L’otto di agosto pubblico il post ‘No Oil, no war‘ in cui scrivo: “Le energie alternative sono ormai obbligatorie. Questa è la vera emergenza”. L’arcivescovo di Genova, Tarcisio Bertone, prossimo segretario di Stato, il 29 agosto afferma: “Dipendiamo quasi esclusivamente da una sola fonte di energia: il petrolio. Dobbiamo trovare fonti alternative” e “Beppe Grillo, nel suo piccolo è un esempio che potremmo seguire”.
Nel mio piccolo mi sto montando veramente la testa. In questo meccanismo non capisco più chi è la causa e chi l’effetto. Ma qualche royalty, un 5 per mille, il Vaticano dovrebbe darmela.
Tarcisio Bertone è un uomo di Chiesa che si occupa dell’aldiquà oltre che dell’aldilà. Della bellezza di questo mondo e delle energie alternative. Un uomo così lo vedo come un segno che le cose possono cambiare. La Chiesa, pur con i suoi limiti, i suoi dogmi sembra più avanti della società italiana.

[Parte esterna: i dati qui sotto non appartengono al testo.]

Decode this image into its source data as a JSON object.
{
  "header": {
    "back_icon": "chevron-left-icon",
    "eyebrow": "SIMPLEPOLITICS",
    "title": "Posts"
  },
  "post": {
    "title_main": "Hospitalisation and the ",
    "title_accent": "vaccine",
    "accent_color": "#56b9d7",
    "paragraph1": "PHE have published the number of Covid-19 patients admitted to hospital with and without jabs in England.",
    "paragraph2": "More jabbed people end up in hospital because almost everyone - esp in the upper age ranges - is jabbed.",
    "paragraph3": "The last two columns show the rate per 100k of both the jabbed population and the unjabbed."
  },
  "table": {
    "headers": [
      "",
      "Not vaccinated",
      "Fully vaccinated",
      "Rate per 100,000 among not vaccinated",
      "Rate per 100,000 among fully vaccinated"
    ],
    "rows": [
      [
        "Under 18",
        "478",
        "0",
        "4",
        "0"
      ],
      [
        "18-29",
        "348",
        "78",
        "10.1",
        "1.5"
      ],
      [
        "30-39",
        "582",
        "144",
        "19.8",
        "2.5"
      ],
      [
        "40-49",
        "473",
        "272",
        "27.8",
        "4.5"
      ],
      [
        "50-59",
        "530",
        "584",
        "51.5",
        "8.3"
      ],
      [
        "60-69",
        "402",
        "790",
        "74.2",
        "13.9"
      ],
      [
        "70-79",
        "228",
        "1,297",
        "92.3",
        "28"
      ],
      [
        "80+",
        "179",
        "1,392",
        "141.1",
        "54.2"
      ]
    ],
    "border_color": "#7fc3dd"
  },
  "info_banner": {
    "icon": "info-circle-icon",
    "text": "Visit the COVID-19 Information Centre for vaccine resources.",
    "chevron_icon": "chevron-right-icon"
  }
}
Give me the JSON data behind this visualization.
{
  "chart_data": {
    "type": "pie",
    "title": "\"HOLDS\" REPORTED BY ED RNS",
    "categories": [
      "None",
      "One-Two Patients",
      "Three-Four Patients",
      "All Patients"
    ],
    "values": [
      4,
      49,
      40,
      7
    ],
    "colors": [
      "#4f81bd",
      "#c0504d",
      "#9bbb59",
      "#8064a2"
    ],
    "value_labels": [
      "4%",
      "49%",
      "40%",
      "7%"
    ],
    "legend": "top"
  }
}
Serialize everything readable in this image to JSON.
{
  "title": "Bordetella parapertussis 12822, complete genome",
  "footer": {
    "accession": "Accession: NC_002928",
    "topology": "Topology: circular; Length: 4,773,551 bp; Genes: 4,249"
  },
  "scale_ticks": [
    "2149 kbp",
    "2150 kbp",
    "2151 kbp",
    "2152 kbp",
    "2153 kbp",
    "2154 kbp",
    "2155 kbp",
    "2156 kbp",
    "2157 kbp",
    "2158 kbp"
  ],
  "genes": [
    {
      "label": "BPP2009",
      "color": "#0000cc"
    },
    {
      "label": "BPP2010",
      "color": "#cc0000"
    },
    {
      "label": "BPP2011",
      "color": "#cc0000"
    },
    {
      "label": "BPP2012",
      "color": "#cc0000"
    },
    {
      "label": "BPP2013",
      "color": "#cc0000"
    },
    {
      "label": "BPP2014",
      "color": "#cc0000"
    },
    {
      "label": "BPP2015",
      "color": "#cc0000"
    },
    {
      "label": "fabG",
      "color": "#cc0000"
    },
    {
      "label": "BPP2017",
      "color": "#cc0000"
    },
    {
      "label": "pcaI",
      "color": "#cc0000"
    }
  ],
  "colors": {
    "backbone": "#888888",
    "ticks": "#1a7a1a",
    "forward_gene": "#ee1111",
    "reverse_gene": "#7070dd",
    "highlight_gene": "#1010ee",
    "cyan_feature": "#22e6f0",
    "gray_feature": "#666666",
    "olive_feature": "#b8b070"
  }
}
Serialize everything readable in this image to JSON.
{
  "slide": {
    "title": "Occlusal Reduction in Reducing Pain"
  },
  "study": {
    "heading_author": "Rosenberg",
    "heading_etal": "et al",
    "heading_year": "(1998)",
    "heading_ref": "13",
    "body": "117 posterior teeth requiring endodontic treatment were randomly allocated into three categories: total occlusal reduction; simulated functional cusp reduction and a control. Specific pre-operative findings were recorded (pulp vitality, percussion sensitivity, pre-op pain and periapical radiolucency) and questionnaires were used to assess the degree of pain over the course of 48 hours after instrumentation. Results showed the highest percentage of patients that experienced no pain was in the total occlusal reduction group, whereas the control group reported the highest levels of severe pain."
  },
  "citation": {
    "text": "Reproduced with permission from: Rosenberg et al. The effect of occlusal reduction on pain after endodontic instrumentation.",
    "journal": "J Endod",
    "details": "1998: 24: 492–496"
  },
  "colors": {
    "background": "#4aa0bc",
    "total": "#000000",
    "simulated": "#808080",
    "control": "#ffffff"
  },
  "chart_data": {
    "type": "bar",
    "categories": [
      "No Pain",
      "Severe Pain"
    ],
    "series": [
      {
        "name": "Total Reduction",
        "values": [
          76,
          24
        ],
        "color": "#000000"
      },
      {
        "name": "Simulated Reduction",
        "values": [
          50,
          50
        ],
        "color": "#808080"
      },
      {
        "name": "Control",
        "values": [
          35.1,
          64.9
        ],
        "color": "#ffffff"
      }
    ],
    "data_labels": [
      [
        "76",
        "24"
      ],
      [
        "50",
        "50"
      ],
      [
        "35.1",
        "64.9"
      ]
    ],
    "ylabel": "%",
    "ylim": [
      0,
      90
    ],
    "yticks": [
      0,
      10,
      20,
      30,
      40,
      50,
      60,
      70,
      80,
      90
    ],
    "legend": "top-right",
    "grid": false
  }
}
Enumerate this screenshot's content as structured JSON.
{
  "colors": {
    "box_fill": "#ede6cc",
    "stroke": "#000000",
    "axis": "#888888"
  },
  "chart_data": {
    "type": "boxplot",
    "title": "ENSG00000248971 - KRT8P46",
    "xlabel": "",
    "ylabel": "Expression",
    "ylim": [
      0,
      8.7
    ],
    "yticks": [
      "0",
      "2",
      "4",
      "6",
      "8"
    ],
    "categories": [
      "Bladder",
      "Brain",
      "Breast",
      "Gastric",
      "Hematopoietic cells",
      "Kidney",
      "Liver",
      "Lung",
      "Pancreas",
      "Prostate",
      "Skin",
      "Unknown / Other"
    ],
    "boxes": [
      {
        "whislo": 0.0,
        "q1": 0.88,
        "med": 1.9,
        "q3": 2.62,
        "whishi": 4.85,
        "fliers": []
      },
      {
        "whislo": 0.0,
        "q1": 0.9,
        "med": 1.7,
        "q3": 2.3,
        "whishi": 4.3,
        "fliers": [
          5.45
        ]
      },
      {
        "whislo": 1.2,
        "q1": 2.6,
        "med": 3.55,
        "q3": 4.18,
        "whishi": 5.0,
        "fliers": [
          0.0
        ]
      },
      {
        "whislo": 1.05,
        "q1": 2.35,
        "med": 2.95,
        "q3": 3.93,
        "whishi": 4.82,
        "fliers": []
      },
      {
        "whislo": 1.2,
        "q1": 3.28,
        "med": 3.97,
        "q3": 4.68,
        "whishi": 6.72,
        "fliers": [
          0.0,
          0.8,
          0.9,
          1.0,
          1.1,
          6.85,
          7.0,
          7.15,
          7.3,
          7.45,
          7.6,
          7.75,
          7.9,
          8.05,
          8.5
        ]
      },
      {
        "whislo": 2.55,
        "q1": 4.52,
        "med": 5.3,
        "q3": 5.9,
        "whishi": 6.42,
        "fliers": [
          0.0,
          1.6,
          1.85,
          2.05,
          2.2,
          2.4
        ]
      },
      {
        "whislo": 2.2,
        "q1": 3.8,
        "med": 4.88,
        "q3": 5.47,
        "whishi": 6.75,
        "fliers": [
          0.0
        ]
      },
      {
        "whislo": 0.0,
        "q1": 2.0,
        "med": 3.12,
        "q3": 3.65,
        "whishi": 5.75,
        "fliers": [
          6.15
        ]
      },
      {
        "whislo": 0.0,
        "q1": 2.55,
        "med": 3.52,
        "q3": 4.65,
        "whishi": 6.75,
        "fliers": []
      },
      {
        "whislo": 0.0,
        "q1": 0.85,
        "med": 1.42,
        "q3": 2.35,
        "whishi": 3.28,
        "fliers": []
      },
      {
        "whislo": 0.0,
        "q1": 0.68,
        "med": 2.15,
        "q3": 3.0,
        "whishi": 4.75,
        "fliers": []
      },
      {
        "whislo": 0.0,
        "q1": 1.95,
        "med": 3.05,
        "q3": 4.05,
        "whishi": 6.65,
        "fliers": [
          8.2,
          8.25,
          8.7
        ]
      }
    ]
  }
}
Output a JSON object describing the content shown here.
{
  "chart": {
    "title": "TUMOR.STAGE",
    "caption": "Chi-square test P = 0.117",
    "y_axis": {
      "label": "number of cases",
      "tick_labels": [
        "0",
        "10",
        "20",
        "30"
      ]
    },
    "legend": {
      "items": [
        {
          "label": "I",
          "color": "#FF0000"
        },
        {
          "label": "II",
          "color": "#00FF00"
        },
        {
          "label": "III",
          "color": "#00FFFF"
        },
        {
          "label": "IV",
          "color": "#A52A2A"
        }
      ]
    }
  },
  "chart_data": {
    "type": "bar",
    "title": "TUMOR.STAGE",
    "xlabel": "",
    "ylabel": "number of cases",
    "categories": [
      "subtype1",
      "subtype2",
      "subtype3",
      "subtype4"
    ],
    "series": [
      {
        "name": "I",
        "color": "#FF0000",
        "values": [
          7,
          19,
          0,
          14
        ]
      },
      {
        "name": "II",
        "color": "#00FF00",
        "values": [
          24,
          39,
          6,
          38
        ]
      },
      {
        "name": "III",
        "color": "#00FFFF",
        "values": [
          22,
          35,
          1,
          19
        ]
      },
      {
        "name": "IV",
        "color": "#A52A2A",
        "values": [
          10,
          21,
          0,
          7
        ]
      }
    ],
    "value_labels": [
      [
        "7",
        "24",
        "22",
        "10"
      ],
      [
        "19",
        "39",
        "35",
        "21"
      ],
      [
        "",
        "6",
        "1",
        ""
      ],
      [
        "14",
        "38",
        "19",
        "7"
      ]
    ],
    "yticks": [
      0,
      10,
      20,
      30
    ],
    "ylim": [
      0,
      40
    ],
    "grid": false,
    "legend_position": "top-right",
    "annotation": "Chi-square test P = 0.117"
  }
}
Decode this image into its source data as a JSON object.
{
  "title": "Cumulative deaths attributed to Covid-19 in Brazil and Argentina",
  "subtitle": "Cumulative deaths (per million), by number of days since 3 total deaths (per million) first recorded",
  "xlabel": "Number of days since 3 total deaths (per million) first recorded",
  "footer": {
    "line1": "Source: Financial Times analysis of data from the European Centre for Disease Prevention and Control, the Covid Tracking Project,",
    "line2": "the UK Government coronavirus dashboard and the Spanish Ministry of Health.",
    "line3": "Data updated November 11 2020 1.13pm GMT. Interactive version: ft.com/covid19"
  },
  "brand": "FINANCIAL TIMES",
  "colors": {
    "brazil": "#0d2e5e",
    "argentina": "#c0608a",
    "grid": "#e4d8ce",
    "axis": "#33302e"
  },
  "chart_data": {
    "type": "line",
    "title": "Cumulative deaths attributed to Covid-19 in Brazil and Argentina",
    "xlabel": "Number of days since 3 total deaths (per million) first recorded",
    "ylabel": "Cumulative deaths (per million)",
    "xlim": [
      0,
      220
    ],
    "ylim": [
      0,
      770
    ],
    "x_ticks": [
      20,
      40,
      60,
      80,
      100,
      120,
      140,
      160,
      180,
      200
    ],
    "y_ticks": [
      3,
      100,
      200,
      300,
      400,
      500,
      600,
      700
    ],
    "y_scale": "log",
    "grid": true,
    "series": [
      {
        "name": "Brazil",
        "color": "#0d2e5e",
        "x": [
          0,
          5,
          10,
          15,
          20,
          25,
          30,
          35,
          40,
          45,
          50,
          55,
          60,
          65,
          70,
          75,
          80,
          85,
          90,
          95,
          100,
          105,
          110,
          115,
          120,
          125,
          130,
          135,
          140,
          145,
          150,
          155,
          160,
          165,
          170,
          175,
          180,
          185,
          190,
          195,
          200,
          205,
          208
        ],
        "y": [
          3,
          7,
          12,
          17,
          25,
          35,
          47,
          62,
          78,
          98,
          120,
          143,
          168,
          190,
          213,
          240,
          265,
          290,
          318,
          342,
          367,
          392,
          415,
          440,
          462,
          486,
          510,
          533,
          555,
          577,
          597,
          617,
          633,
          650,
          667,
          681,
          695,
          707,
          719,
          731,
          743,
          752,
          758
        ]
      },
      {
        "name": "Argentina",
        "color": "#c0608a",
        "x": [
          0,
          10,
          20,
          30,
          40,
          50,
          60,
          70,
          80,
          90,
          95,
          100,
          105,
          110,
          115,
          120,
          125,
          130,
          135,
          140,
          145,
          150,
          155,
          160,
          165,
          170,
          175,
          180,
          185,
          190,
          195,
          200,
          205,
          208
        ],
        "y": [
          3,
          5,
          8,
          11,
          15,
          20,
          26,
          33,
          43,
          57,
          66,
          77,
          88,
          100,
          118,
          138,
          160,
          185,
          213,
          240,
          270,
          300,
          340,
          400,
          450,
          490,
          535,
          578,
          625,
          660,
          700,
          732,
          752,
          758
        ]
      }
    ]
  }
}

I miti del lavoro fine a sé stesso, delle risorse infinite, del consumismo, del possesso, del denaro sono (posso dirlo?) malvagi. Certamente nell’aldiquà. Per l’aldilà non so, ma lo chiederò a Tarcisio Bertone se vorrà incontrarmi insieme a esperti di energie alternative. Vorrei convincerlo ad adottarle ed iniziare a dare il buon esempio, risparmiando, dalla Città del Vaticano e dagli edifici della Chiesa (ospedali, case di riposo, ecc.).
Invito i politici italiani, che tanto hanno nominato Papa Giovanni Paolo II a sproposito sull’indulto, a riportare anche le parole di Tarcisio Bertone.